So haben etwa der Bayrische Rundfunk, netzpolitik.org und weitere internationale Partner einen Datensatz ausgewertet. Dieser gibt Einblicke in Daten von Millionen von App-Nutzern – darunter auch ca. 800.000 aus Deutschland. Hier geht es dann auch um Standortdaten, die weltweit auf Datenmarktplätzen gehandelt werden. Die Daten stammen offenbar aus fast 40.000 Apps für Android und Apple iOS. Die Standortdaten lassen dabei Rückschlüsse auf Wohnorte und Stadtteile zu. In einigen Fällen sind die Daten sogar präziser und zeigen die genauen Wohnadressen und Arbeitsorte der Betroffenen.

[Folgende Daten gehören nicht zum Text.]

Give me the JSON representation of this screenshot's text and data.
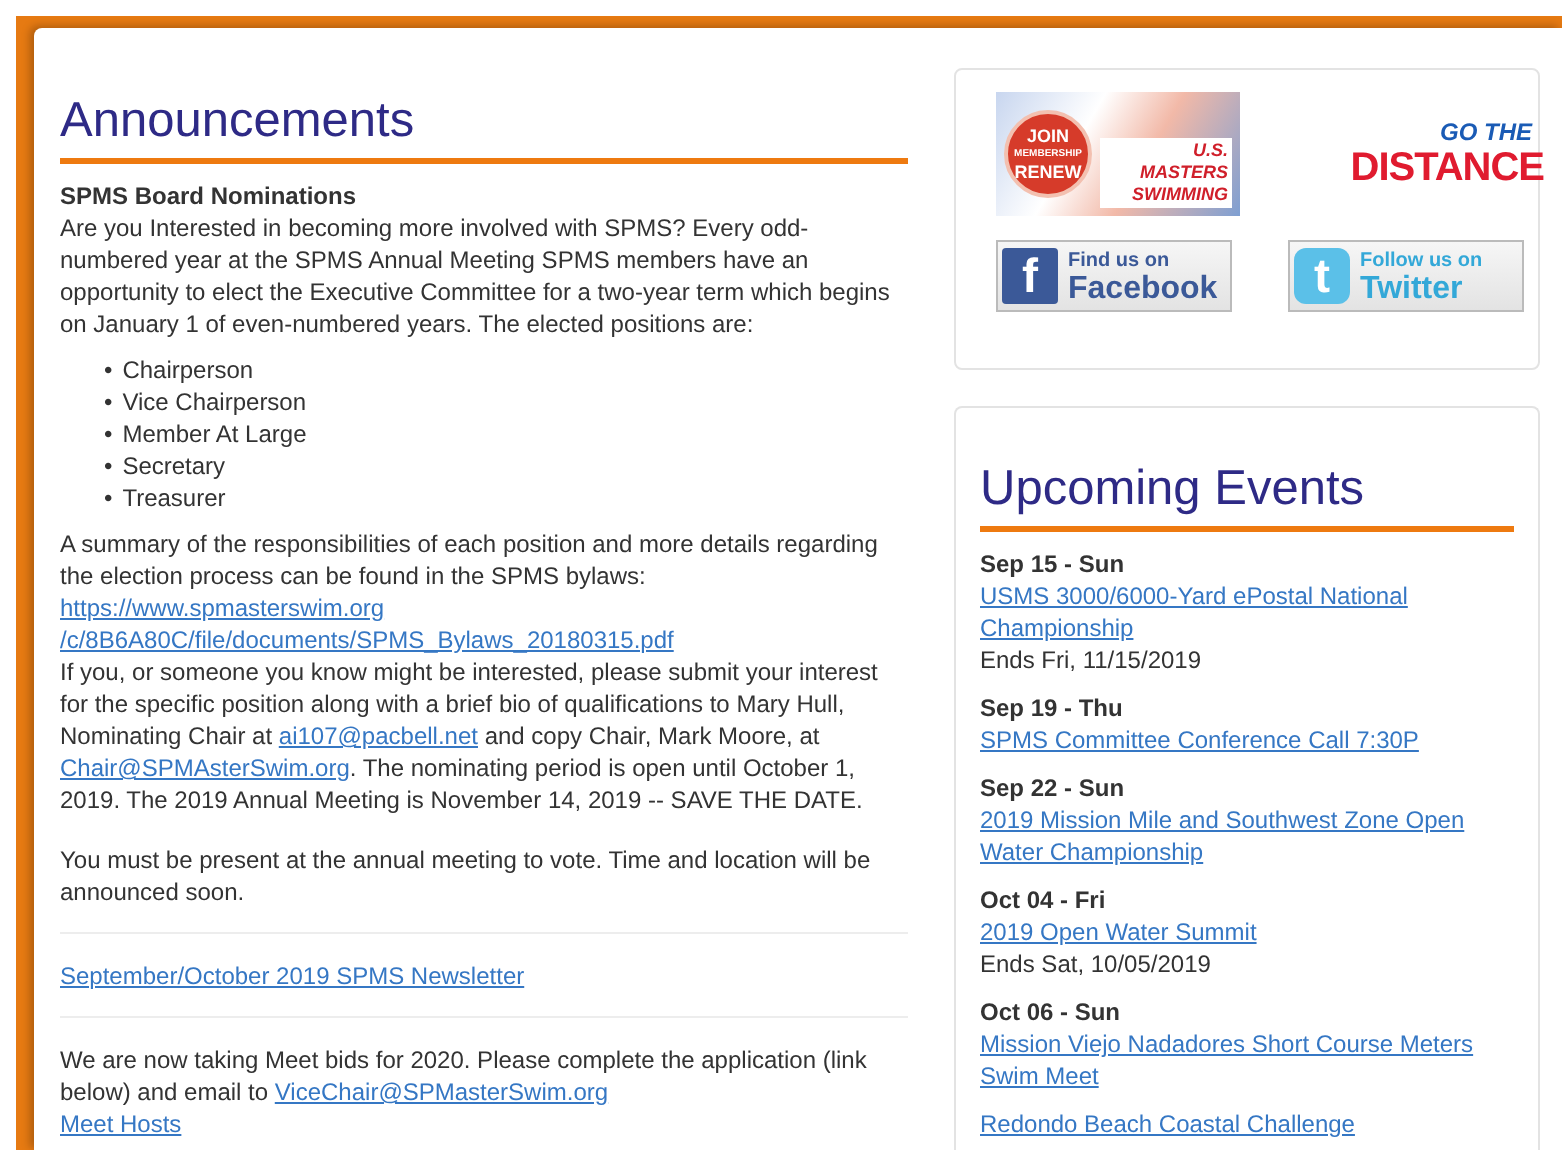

Mutmaßlich stammen die strittigen Standortdaten aus Apps wie Wetter Online, Flightradar24, Kleinanzeigen oder Focus Online, die in Deutschland recht beliebt sind. Ironischerweise sind die Daten offenbar kostenloses Anschauungsmaterial des Datenhändlers Datastream aus den USA. Sie dienen der personalisierten Werbung. Dass immer mehr Daten abfließen und Nutzer kaum noch eine Chance haben, die Übersicht zu behalten, zeigen laut Tagesschau die Datenschutzbestimmungen von Wetter Online. Dort sind mehr als 800 (!) Firmen gelistet, mit denen die App bzw. das Unternehmen die Nutzerdaten teilt. Viele davon sitzen außerhalb der EU – z. B. in Brasilien, Hongkong, Singapur oder den USA.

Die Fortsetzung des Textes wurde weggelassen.